We don't need another PSA for a problem after the fact.
We need cheap affordable firewall appliances in front of the boxes facing the web.
Think about it, we just did this (similarly) with the DTV / ATSC roll out.
And before someone say's there already are available, I would have to point out no they are not available like the ATSC tuners. And I don't see the US Government funding say IPCop and corporate media running ad's on getting your firewall up.
Schools don't teach the kids either. Sure they teach them how to open a word doc, but they don't explain network security. It's a real skill set that kids graduating high school should have. They should know iptables, or pf. They should know what an ISA network card is vs a PCI card.
Yeah yeah yeah I can find a network appliance
http://www.nextag.com/firewall-appliance/search-html
But I can't find one for $50 that the government pays me back $40 with a coupon.
If big brother should be hawking something, it should be hardware firewalls not anti-virus software.

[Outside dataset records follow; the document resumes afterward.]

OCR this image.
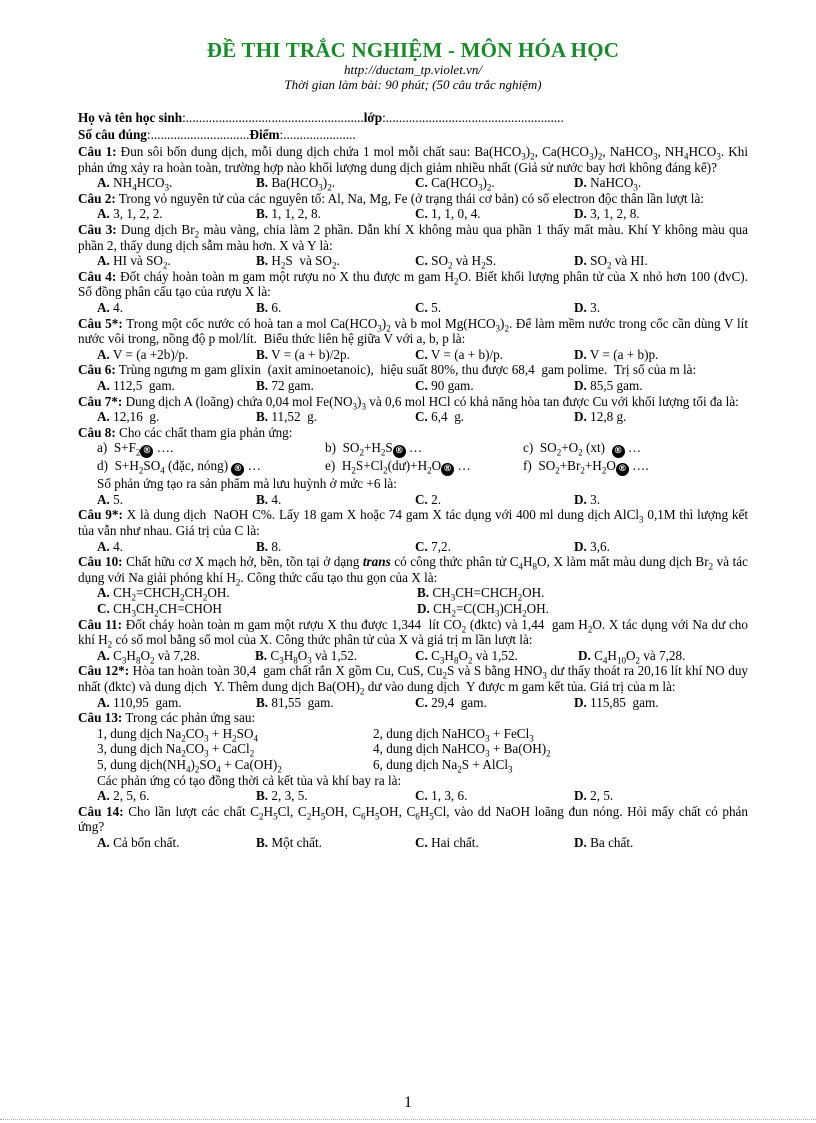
ĐỀ THI TRẮC NGHIỆM - MÔN HÓA HỌC
http://ductam_tp.violet.vn/
Thời gian làm bài: 90 phút; (50 câu trắc nghiệm)
Họ và tên học sinh:......................................................lớp:......................................................
Số câu đúng:..............................Điểm:......................
Câu 1: Đun sôi bốn dung dịch, mỗi dung dịch chứa 1 mol mỗi chất sau: $Ba(HCO_3)_2$, $Ca(HCO_3)_2$, NaHCO$_3$, $NH_4HCO_3$. Khi phản ứng xảy ra hoàn toàn, trường hợp nào khối lượng dung dịch giảm nhiều nhất (Giả sử nước bay hơi không đáng kể)?
A. $NH_4HCO_3$.	B. $Ba(HCO_3)_2$.	C. $Ca(HCO_3)_2$.	D. NaHCO$_3$.
Câu 2: Trong vỏ nguyên tử của các nguyên tố: Al, Na, Mg, Fe (ở trạng thái cơ bản) có số electron độc thân lần lượt là:
A. 3, 1, 2, 2.	B. 1, 1, 2, 8.	C. 1, 1, 0, 4.	D. 3, 1, 2, 8.
Câu 3: Dung dịch $Br_2$ màu vàng, chia làm 2 phần. Dẫn khí X không màu qua phần 1 thấy mất màu. Khí Y không màu qua phần 2, thấy dung dịch sẫm màu hơn. X và Y là:
A. HI và $SO_2$.	B. $H_2S$  và $SO_2$.	C. $SO_2$ và $H_2S$.	D. $SO_2$ và HI.
Câu 4: Đốt cháy hoàn toàn m gam một rượu no X thu được m gam $H_2O$. Biết khối lượng phân tử của X nhỏ hơn 100 (đvC). Số đồng phân cấu tạo của rượu X là:
A. 4.	B. 6.	C. 5.	D. 3.
Câu 5*: Trong một cốc nước có hoà tan a mol $Ca(HCO_3)_2$ và b mol $Mg(HCO_3)_2$. Để làm mềm nước trong cốc cần dùng V lít nước vôi trong, nồng độ p mol/lít.  Biểu thức liên hệ giữa V với a, b, p là:
A. V = (a +2b)/p.	B. V = (a + b)/2p.	C. V = (a + b)/p.	D. V = (a + b)p.
Câu 6: Trùng ngưng m gam glixin  (axit aminoetanoic),  hiệu suất 80%, thu được 68,4  gam polime.  Trị số của m là:
A. 112,5  gam.	B. 72 gam.	C. 90 gam.	D. 85,5 gam.
Câu 7*: Dung dịch A (loãng) chứa 0,04 mol $Fe(NO_3)_3$ và 0,6 mol HCl có khả năng hòa tan được Cu với khối lượng tối đa là:
A. 12,16  g.	B. 11,52  g.	C. 6,4  g.	D. 12,8 g.
Câu 8: Cho các chất tham gia phản ứng:
a)  $S+F_2$ ® ….	b)  $SO_2+H_2S$ ® …	c)  $SO_2+O_2$ (xt)  ® …
d)  $S+H_2SO_4$ (đặc, nóng) ® …	e)  $H_2S+Cl_2(dư)+H_2O$ ® …	f)  $SO_2+Br_2+H_2O$ ® ….
Số phản ứng tạo ra sản phẩm mà lưu huỳnh ở mức +6 là:
A. 5.	B. 4.	C. 2.	D. 3.
Câu 9*: X là dung dịch  NaOH C%. Lấy 18 gam X hoặc 74 gam X tác dụng với 400 ml dung dịch AlCl$_3$ 0,1M thì lượng kết tủa vẫn như nhau. Giá trị của C là:
A. 4.	B. 8.	C. 7,2.	D. 3,6.
Câu 10: Chất hữu cơ X mạch hở, bền, tồn tại ở dạng trans có công thức phân tử $C_4H_8O$, X làm mất màu dung dịch $Br_2$ và tác dụng với Na giải phóng khí $H_2$. Công thức cấu tạo thu gọn của X là:
A. $CH_2=CHCH_2CH_2OH$.	B. $CH_3CH=CHCH_2OH$.
C. $CH_3CH_2CH=CHOH$	D. $CH_2=C(CH_3)CH_2OH$.
Câu 11: Đốt cháy hoàn toàn m gam một rượu X thu được 1,344  lít $CO_2$ (đktc) và 1,44  gam $H_2O$. X tác dụng với Na dư cho khí $H_2$ có số mol bằng số mol của X. Công thức phân tử của X và giá trị m lần lượt là:
A. $C_3H_8O_2$ và 7,28.	B. $C_3H_8O_3$ và 1,52.	C. $C_3H_8O_2$ và 1,52.	D. $C_4H_{10}O_2$ và 7,28.
Câu 12*: Hòa tan hoàn toàn 30,4  gam chất rắn X gồm Cu, CuS, $Cu_2S$ và S bằng $HNO_3$ dư thấy thoát ra 20,16 lít khí NO duy nhất (đktc) và dung dịch  Y. Thêm dung dịch $Ba(OH)_2$ dư vào dung dịch  Y được m gam kết tủa. Giá trị của m là:
A. 110,95  gam.	B. 81,55  gam.	C. 29,4  gam.	D. 115,85  gam.
Câu 13: Trong các phản ứng sau:
1, dung dịch $Na_2CO_3 + H_2SO_4$	2, dung dịch NaHCO$_3$ + FeCl$_3$
3, dung dịch $Na_2CO_3$ + CaCl$_2$	4, dung dịch NaHCO$_3$ + $Ba(OH)_2$
5, dung $dịch(NH_4)_2SO_4 + Ca(OH)_2$	6, dung dịch $Na_2S$ + AlCl$_3$
Các phản ứng có tạo đồng thời cả kết tủa và khí bay ra là:
A. 2, 5, 6.	B. 2, 3, 5.	C. 1, 3, 6.	D. 2, 5.
Câu 14: Cho lần lượt các chất $C_2H_5Cl$, $C_2H_5OH$, $C_6H_5OH$, $C_6H_5Cl$, vào dd NaOH loãng đun nóng. Hỏi mấy chất có phản ứng?
A. Cả bốn chất.	B. Một chất.	C. Hai chất.	D. Ba chất.
1
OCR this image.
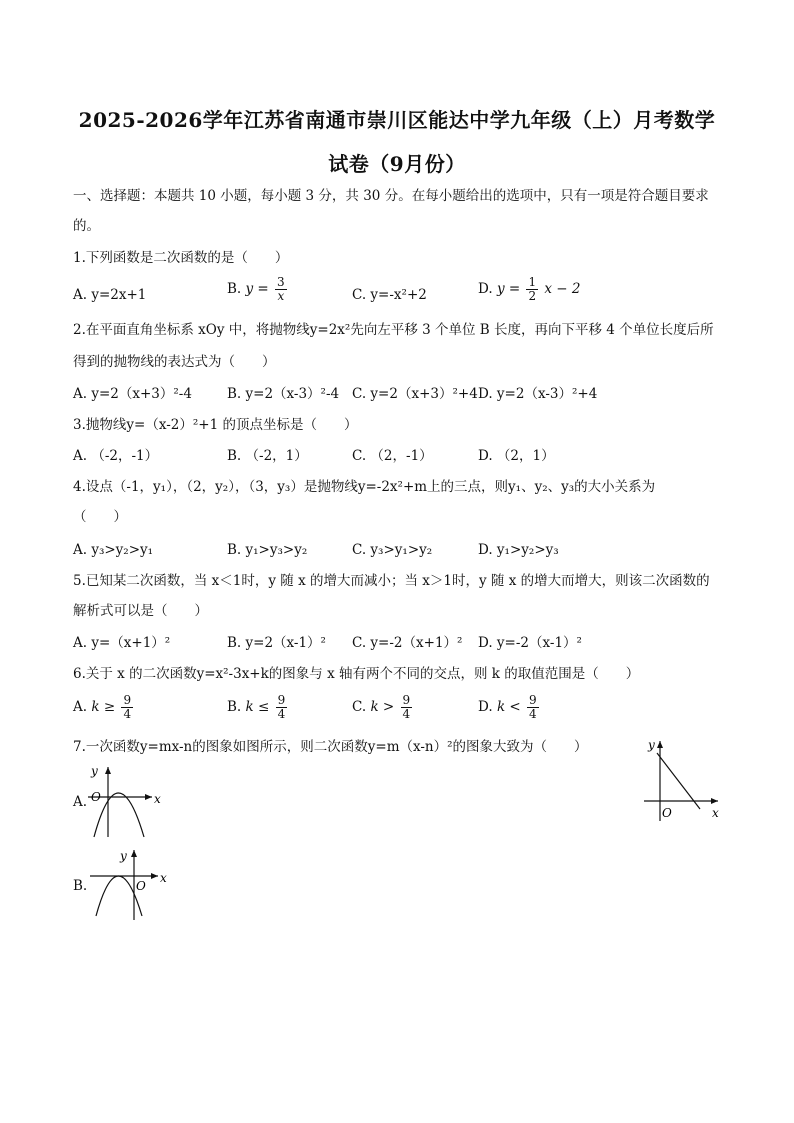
2025-2026学年江苏省南通市崇川区能达中学九年级（上）月考数学
试卷（9月份）
一、选择题：本题共 10 小题，每小题 3 分，共 30 分。在每小题给出的选项中，只有一项是符合题目要求
的。
1.下列函数是二次函数的是（　　）
A. y=2x+1	B. $y = \frac{3}{x}$	C. y=-x²+2	D. $y = \frac{1}{2}$ x − 2
2.在平面直角坐标系 xOy 中，将抛物线y=2x²先向左平移 3 个单位 B 长度，再向下平移 4 个单位长度后所
得到的抛物线的表达式为（　　）
A. y=2（x+3）²-4	B. y=2（x-3）²-4 C. y=2（x+3）²+4 D. y=2（x-3）²+4
3.抛物线y=（x-2）²+1 的顶点坐标是（　　）
A. （-2，-1）	B. （-2，1）	C. （2，-1）	D. （2，1）
4.设点（-1，y₁），（2，y₂），（3，y₃）是抛物线y=-2x²+m上的三点，则y₁、y₂、y₃的大小关系为
（　　）
A. y₃>y₂>y₁	B. y₁>y₃>y₂	C. y₃>y₁>y₂	D. y₁>y₂>y₃
5.已知某二次函数，当 x＜1时，y 随 x 的增大而减小；当 x＞1时，y 随 x 的增大而增大，则该二次函数的
解析式可以是（　　）
A. y=（x+1）²	B. y=2（x-1）² C. y=-2（x+1）² D. y=-2（x-1）²
6.关于 x 的二次函数y=x²-3x+k的图象与 x 轴有两个不同的交点，则 k 的取值范围是（　　）
A. $k \ge \frac{9}{4}$	B. $k \le \frac{9}{4}$	C. $k > \frac{9}{4}$	D. $k < \frac{9}{4}$
7.一次函数y=mx-n的图象如图所示，则二次函数y=m（x-n）²的图象大致为（　　）	y
x
O
A.
y
x
O
B.
y
x
O
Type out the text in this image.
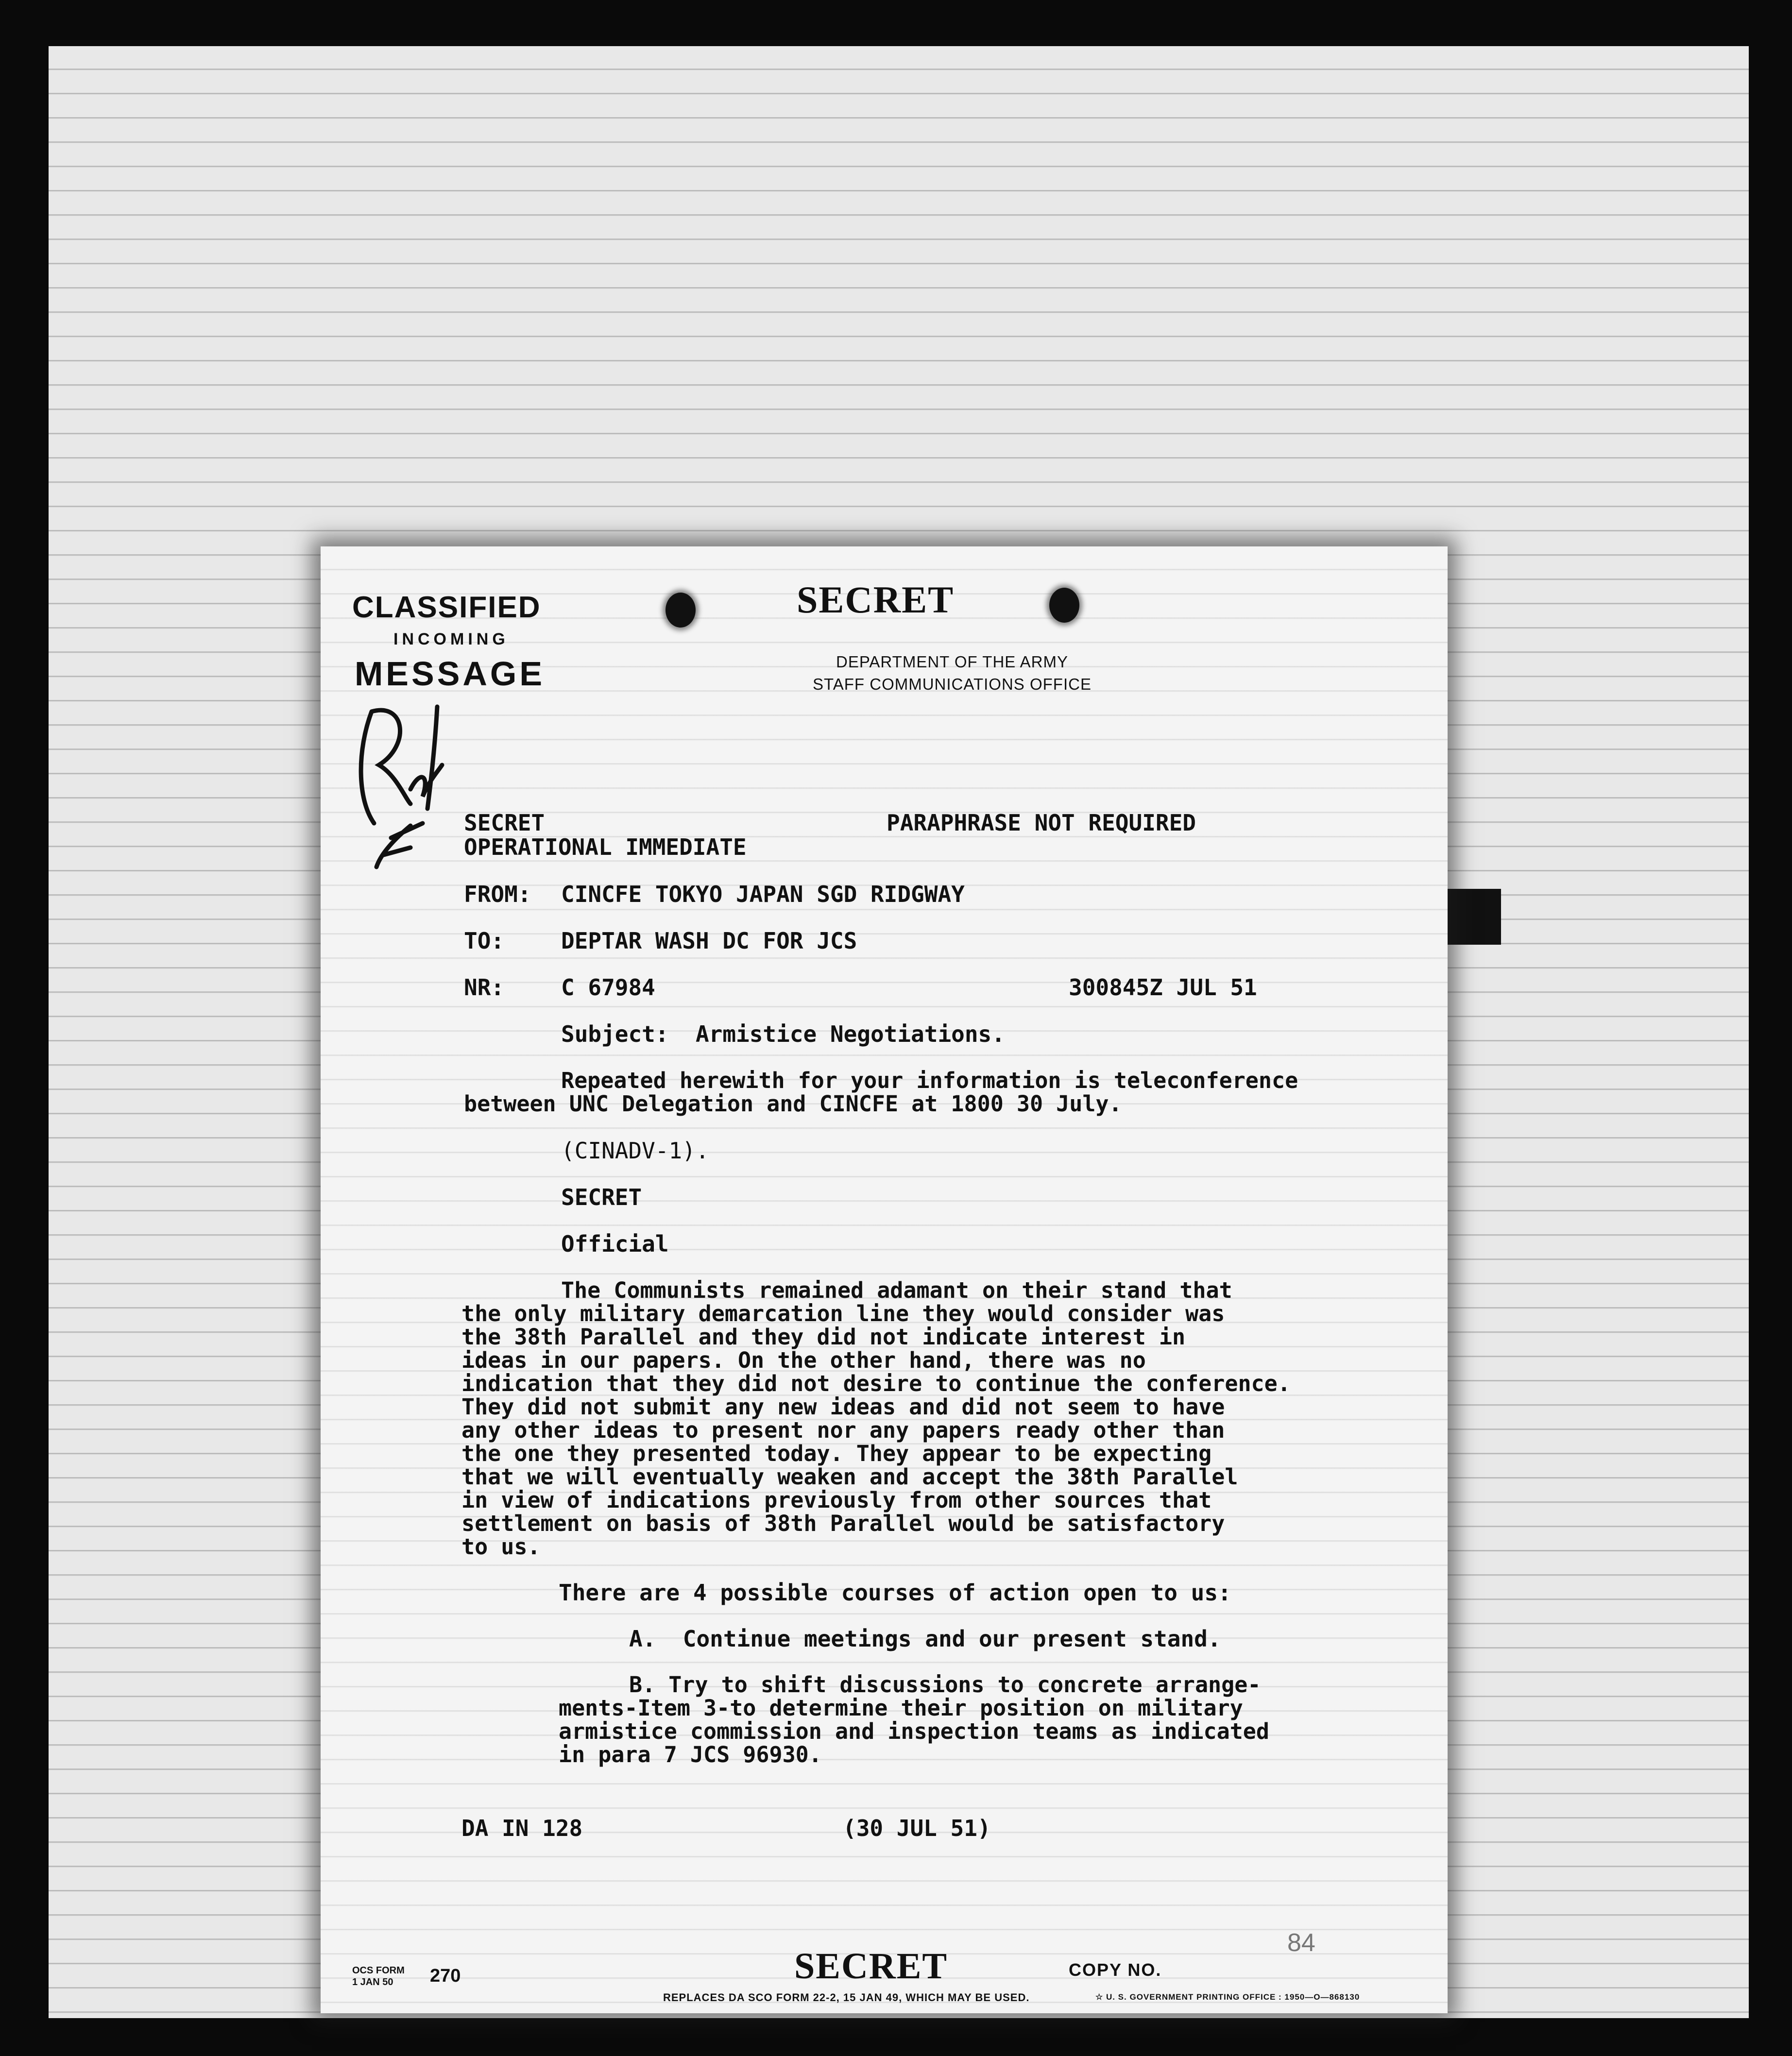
CLASSIFIED
INCOMING
MESSAGE
SECRET
DEPARTMENT OF THE ARMY
STAFF COMMUNICATIONS OFFICE
SECRET	PARAPHRASE NOT REQUIRED
OPERATIONAL IMMEDIATE
FROM: CINCFE TOKYO JAPAN SGD RIDGWAY
TO:	DEPTAR WASH DC FOR JCS
NR:	C 67984	300845Z JUL 51
Subject:  Armistice Negotiations.
Repeated herewith for your information is teleconference
between UNC Delegation and CINCFE at 1800 30 July.
(CINADV-1).
SECRET
Official
The Communists remained adamant on their stand that
the only military demarcation line they would consider was
the 38th Parallel and they did not indicate interest in
ideas in our papers. On the other hand, there was no
indication that they did not desire to continue the conference.
They did not submit any new ideas and did not seem to have
any other ideas to present nor any papers ready other than
the one they presented today. They appear to be expecting
that we will eventually weaken and accept the 38th Parallel
in view of indications previously from other sources that
settlement on basis of 38th Parallel would be satisfactory
to us.
There are 4 possible courses of action open to us:
A.  Continue meetings and our present stand.
B. Try to shift discussions to concrete arrange-
ments-Item 3-to determine their position on military
armistice commission and inspection teams as indicated
in para 7 JCS 96930.
DA IN 128	(30 JUL 51)
OCS FORM
1 JAN 50	270	SECRET	COPY NO.
84
REPLACES DA SCO FORM 22-2, 15 JAN 49, WHICH MAY BE USED.	☆ U. S. GOVERNMENT PRINTING OFFICE : 1950—O—868130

A virus doesn't get on your computer by itself. It has to be run somehow. You have to run it. The skill set to track down a virus and remove it without any anti-virus software should be taught as well. At best anti-virus software is a tool to help you find something bad. Look at the windows log files. What good is it? Sure isn't like /var/log/messages where you can actually find something bad going on. I doubt most users ever look at windows logs in their entire life. On the other hand linux users learn early on to read the logs.
We need to keep the bad packets out in the first place in my opinion. Every anti-virus software I have ever used (some better than others) gives false positives, and also sucks up productivity resources. We need to get work done not deal with a warning / pop-up every time we restart some program. Also, I have written bad programs going completely undetected by anti-virus.
will it run Linux?
"The Most Fun Possible on 4 wheels" is at SunBuggy in Las Vegas
Anti-virus software is not a solution; it's a symptom.
The solution to spam is changing the way emails are handled.
If you want to talk of positive externalities, just consider the global benefits in terms of productivity if everyone dropped Vista/XP for Linux. The government should offer to pay $100 to each household that switches to using Linux. Not that there is any conceivable way of determining such a thing or enforcing it.
But these ideals of mine won't come true. In the mean time, if the anti-virus thing comes up I'll vote for it.
Like ad campaigns teaching people to wash their hands after going to the toilet?
Affects 100% of the population, and the benefits don't require explaining what '+ve externalities' means.
Camera pans over a cubicle farm of unsecured PCs all showing screen "LOLZ, you've been PWNED", finally focusing on a nerdy looking guy with a tear dripping down one cheek.
Voice-over:
"Keep the internet beautiful...Keep your PC secure."
...for government intrusion, censorship, and propaganda, they rip down the house. Not to worry, though: PNAC loves you.
Orwell: "In a Time of Universal Deceit, telling the Truth is a Revolutionary Act"
...and ultimately unenforceable. That's why congress will love the idea! An easier way to achieve the same results is to force ISPs to mandate the use of Linux or BSD to access the network. Problem solved. Microsoft could get a six month grace period to come up with an inherently safe OS.